I've never stopped to think about just how much of my short life I've spent going from one place to another. My earliest memories are of ferries and 8 hour car trips. My entire life has involved at least 15 minute commutes every day, and I've gone on two cross-country drives, hundreds of road trips, a bus trip, and countless train rides as an adult. And I enjoy the journey far more than the destination most of the time (except the bus ride, but that's a story for another time).
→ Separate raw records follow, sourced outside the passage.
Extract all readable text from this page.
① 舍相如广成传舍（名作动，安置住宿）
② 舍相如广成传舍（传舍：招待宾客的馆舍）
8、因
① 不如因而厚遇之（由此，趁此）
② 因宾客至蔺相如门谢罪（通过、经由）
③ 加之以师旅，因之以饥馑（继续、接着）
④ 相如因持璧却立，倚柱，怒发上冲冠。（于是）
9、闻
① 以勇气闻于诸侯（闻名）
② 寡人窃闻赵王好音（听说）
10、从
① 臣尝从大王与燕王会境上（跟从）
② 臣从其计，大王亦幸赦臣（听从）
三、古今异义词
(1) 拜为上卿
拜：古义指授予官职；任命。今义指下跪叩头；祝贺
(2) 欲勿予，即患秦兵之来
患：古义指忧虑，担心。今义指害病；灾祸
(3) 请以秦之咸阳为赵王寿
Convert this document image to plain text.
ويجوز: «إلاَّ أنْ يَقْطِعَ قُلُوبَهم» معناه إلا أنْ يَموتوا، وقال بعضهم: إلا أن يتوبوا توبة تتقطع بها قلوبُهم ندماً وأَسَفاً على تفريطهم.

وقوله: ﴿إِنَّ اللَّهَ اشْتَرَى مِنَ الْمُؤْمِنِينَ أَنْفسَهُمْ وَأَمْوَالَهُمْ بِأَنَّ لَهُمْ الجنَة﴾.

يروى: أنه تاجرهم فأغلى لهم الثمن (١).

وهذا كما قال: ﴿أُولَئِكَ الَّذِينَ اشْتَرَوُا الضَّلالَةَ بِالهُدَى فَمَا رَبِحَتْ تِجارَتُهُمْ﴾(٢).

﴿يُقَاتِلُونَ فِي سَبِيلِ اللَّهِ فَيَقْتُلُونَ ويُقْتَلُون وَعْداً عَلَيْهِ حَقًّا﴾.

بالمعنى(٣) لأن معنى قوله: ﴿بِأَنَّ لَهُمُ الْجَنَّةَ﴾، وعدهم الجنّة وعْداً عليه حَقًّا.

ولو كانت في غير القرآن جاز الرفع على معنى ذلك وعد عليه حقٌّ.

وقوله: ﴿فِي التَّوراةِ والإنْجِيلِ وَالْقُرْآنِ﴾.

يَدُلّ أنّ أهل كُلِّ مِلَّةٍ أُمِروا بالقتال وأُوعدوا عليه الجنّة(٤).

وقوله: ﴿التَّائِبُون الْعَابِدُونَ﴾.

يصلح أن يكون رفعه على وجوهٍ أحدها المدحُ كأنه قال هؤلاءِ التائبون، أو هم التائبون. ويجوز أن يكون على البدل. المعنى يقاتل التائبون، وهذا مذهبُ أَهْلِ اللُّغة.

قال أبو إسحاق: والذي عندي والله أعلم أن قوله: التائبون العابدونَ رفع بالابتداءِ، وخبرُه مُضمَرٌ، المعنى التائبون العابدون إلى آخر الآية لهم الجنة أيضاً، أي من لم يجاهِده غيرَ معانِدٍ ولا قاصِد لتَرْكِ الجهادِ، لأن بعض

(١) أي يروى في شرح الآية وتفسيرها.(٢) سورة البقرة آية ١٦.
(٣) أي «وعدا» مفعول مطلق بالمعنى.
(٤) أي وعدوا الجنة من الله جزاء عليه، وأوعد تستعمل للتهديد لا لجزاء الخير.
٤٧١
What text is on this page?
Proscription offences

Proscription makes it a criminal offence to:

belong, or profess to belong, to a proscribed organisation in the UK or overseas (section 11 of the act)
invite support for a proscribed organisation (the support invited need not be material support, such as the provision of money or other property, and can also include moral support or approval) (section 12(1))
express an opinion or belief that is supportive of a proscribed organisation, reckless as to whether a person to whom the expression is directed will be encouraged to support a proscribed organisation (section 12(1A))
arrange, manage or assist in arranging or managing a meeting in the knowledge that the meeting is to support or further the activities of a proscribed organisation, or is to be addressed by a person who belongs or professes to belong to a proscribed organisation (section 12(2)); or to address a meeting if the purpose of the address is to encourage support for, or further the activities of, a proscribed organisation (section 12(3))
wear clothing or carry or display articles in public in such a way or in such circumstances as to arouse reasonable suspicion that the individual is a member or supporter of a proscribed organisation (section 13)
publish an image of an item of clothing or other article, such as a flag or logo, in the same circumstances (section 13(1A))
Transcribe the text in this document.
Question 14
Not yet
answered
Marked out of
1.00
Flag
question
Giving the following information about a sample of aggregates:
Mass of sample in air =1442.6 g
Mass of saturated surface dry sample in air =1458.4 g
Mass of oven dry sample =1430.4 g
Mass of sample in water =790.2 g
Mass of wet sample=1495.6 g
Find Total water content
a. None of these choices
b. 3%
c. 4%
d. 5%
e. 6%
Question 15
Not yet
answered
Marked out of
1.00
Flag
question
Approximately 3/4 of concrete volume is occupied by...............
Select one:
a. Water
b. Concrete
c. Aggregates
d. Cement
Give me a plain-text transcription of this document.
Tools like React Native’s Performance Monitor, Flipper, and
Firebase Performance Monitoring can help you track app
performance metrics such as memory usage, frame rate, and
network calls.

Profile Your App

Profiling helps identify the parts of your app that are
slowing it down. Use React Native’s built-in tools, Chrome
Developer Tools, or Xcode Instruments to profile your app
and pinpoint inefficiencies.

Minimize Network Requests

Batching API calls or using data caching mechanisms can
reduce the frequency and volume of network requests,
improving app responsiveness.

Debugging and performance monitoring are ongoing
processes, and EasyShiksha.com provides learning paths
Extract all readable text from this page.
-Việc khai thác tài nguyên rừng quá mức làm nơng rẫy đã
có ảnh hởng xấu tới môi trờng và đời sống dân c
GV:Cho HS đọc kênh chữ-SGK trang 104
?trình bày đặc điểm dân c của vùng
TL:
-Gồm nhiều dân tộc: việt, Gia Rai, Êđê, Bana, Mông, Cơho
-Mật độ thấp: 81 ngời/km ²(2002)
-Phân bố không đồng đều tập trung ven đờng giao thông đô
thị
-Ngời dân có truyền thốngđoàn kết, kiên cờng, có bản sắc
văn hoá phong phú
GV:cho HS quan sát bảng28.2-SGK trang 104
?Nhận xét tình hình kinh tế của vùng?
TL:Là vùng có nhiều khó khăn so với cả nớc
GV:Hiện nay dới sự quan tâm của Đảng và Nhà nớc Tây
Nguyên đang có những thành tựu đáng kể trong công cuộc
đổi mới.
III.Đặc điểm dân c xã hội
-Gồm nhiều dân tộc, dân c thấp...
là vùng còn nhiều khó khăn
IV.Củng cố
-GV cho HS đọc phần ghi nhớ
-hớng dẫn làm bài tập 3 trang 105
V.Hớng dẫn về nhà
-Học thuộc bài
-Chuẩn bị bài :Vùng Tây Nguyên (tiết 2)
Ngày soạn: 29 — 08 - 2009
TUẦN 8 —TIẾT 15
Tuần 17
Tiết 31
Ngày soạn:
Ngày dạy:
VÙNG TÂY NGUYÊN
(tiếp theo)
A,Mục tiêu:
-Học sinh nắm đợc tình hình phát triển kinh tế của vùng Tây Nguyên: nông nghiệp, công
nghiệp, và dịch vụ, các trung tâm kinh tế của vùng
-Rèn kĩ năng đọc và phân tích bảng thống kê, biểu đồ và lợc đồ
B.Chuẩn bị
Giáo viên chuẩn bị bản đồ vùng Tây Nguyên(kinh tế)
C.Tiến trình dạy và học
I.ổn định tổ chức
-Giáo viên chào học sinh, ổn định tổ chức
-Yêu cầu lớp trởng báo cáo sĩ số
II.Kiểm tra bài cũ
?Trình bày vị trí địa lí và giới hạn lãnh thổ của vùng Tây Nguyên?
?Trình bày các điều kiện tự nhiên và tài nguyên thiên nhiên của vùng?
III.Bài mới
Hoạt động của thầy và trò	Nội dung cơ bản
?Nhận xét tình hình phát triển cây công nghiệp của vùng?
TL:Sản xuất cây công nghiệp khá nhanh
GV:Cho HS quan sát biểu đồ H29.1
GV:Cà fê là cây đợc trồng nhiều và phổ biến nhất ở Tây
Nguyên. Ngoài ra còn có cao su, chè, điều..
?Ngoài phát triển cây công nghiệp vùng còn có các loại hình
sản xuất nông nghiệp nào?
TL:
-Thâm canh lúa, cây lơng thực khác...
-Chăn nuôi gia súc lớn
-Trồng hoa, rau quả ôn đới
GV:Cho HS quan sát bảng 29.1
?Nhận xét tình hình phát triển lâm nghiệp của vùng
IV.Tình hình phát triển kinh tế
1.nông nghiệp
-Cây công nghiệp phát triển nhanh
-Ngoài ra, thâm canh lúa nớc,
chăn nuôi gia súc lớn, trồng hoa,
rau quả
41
Yesterday I was driving and taking in the sights and smells of the weekend's long rain. The smell of rain is definitely one of my favorites, and light fog and wet trees are enormously pleasant sights on a long drive. Then I caught a whiff of something else. The smell of wet, matted fur, blood and gore, freshly burning rubber, and excrement; and something else, something implacable; perhaps, if you'll indulge me, it was the smell of fear and pain, but I cannot rightly say.
I saw a poor dead thing in the middle of the road. Not a skunk, perhaps a raccoon or 'possum, maybe even a large cat; whatever it was, it was smashed beyond recognition, and clearly a fresh kill, because there was no hint of the sickly sweet scent of decay about it. i looked at the twisted, wreck of a creature and felt sad. Yet I kept driving, and i didn't even roll up the window... I just kept right on enjoying the journey.
This morning when I drove past that spot, it was no longer there, but the bloodstains and the skid marks remained. I briefly thought of the poor animal, and but quickly forgot it and returned to enjoying my trip.
Yet here I am, sitting in a computer lab. Now that there is no vehicle taking me along a familiar path, no splash of rain on a windshield, no roar of an engine accelerating to distract me, my thoughts return to the pitiable thing whose life ended on a highway one morning. Soon my head will be filled with information about Greek architecture and I will once again forget, and then when I leave here for greener pastures, I'll be taking a different route... but tomorrow morning, I'll come by the same spot. And i wonder... will i be mindful once again and think of the dead thing and wonder about its life? Or will i be absorbed by the road, and the wind, and roar of the engine and simply by-pass the small memorial without thought nor care?